DO PORTAL TERRA BRASIL

O ministro Teori Zavascki, do Supremo Tribunal Federal, concluiu nesta sexta-feira, 30, que o inquérito sobre o esquema de corrupção na companhia estatal Eletronuclear deve ser separado do processo da Petrobras. Na prática, a medida tira das mãos do juiz Sergio Moro, da 13ª Vara da Justiça Federal no Paraná, as investigações sobre o caso que surgiu no âmbito da Operação da Lava Jato. Com a medida, os autos relacionados à estatal do setor elétrico deverão ser encaminhados à Justiça Federal no Rio de Janeiro, onde se localiza a sede da Eletronuclear.

A informação foi obtida com exclusividade pelo Estado. Relator da Lava Jato no STF, Teori já havia determinado a suspensão do processo por meio de liminar concedida no começo de outubro, a pedido da defesa de Flavio Barra, executivo da empreiteira Andrade Gutierrez. Na oportunidade, os advogados de Barra alegaram que o caso não tinha relação com o esquema na Petrobras.

A situação é similar à dos processos da senadora Gleisi Hoffmann (PT-PR) e do ex-ministro Paulo Bernardo.

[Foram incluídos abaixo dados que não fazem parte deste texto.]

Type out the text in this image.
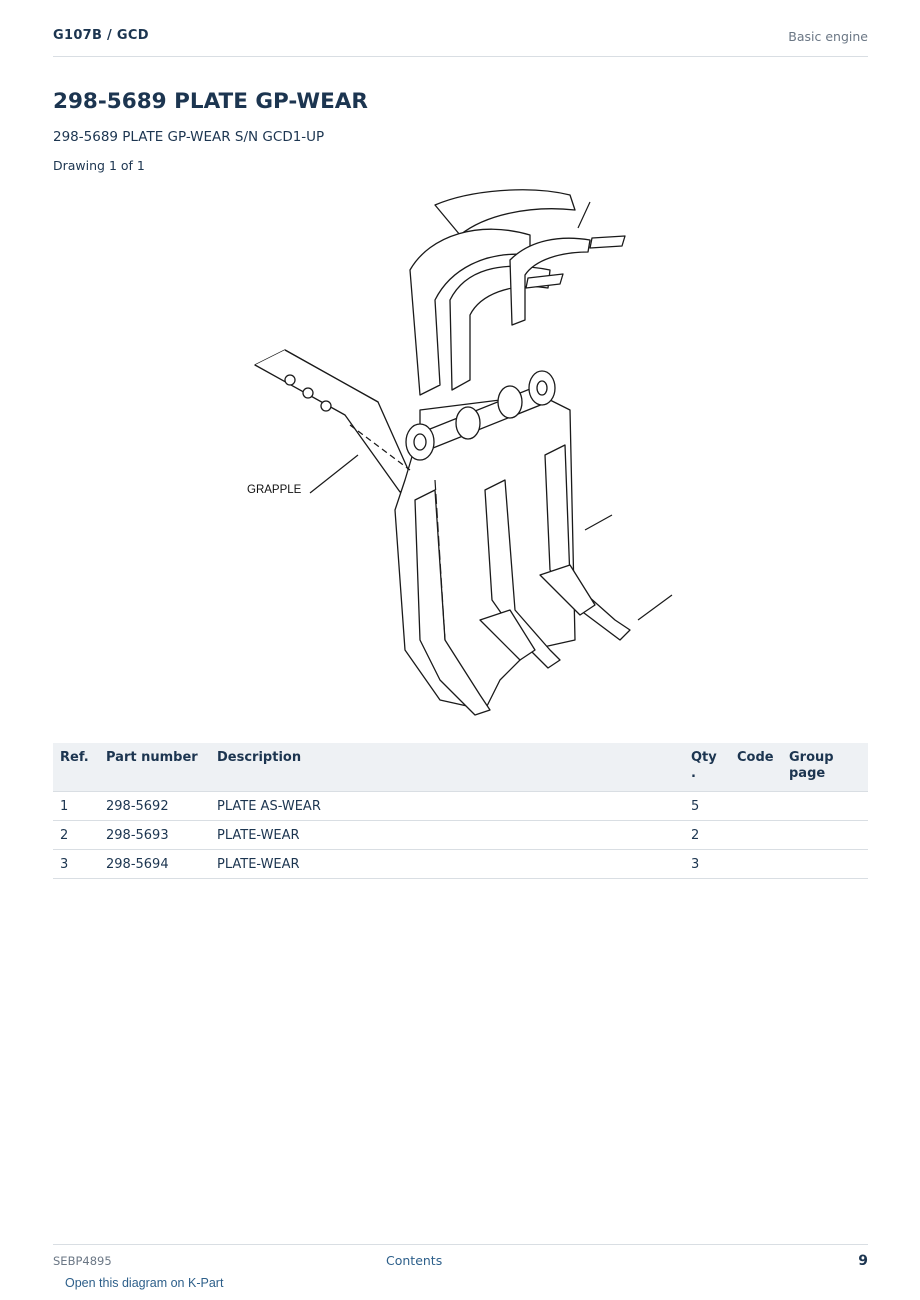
G107B / GCD	Basic engine
298-5689 PLATE GP-WEAR
298-5689 PLATE GP-WEAR S/N GCD1-UP
Drawing 1 of 1
GRAPPLE
Ref.	Part number	Description	Qty .	Code	Group page
1	298-5692	PLATE AS-WEAR	5		
2	298-5693	PLATE-WEAR	2		
3	298-5694	PLATE-WEAR	3		
SEBP4895	Contents	9
Open this diagram on K-Part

Os dois foram citados em depoimentos colhidos na Justiça Federal do Paraná em meio às investigações da Lava Jato. No entanto, o esquema apurado relaciona-se a fraudes em contratos de serviços prestados no Ministério do Planejamento por uma empresa de São Paulo.

Por causa disso, Zavascki concordou com a tese de que o caso não se relacionava ao inquérito da Lava Jato e concluiu que não deveria mais relatá-lo no STF. Desse modo, pediu que o processo fosse redistribuído a outro ministro – Dias Toffoli acabou sorteado. Isso fez também com que as investigações em primeira instância deixassem de ser comandadas por Moro.

Em 22 de setembro, o plenário STF aprovou a decisão de Zavascki por 8 votos a 2. Os ministros também decidiram repassar as provas contra Gleisi para o novo ministro relator e determinaram que o caso em primeira instância passasse a tramitar na Justiça Federal de São Paulo, onde os crimes teriam ocorrido.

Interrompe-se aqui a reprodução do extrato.